In conclusion, each action parameter is split into three costs, send_sir, send_not_sir, and execution. Local receipts charge the first and last parameters, remote receipts charge the second and third. They should be estimated, defined, and charged separately. But the reality is that today almost all actions are estimated as a whole and the parameters are split 50/50 between send and execution cost, without discrimination on local vs remote receipts i.e. send_sir cost is the same as send_not_sir.

The Gas Profile section goes into more details on how gas costs of a transaction are tracked in nearcore.

Dynamic Function Call Costs

Costs that occur while executing a function call on a deployed WASM app (a.k.a. smart contract) are charged only at the receiver. Thus, they have only one value to define them, in contrast to action costs.

The most fundamental dynamic gas cost is wasm_regular_op_cost. It is multiplied by the exact number of WASM operations executed. You can read about Gas Instrumentation if you are curious how we count WASM ops.

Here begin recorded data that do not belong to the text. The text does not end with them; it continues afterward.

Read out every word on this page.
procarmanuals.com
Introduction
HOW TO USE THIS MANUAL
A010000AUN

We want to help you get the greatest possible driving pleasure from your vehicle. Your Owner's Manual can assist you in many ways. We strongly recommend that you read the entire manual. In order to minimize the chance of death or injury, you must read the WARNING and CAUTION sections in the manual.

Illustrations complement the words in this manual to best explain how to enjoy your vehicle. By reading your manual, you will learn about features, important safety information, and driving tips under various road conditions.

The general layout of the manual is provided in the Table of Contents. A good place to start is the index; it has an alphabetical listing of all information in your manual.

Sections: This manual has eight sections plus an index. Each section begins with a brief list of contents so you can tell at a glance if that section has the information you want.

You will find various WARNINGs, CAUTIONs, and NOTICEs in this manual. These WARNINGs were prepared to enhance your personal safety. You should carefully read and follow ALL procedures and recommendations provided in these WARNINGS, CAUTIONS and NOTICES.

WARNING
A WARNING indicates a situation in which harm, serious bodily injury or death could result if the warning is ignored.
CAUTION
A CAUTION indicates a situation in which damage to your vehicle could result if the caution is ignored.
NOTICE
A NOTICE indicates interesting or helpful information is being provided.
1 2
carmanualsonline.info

Currently, all operations are charged the same, although it could be more efficient to charge less for opcodes like i32.add compared to f64.sqrt.

The remaining dynamic costs are for work done during host function calls. Each host function charges a base cost. Either the general wasm_base cost, or a specific cost such as wasm_utf8_decoding_base, or sometimes both. New host function calls should define a separate base cost and not charge wasm_base.

Additional host-side costs can be scaled per input byte, such as wasm_sha256_byte, or costs related to moving data between host and guest, or any other cost that is specific to the host function. Each host function must clearly define what its costs are and how they depend on the input.

Non-gas parameters

Not all runtime parameters are directly related to gas costs. Here is a brief overview.

  • Gas economics config: Defines the conversion rate when purchasing gas with NEAR tokens and how gas rewards are split.
  • Storage usage config: Costs in tokens, not gas, for storing data on chain.
  • Account creation config: Rules for account creation.
  • Smart contract limits: Rules for WASM execution.

None of the above define any gas costs directly. But there can be interplay between those parameters and gas costs. For example, the limits on smart contracts changes the assumptions for how slow a contract compilation could be, hence it affects the deploy action costs.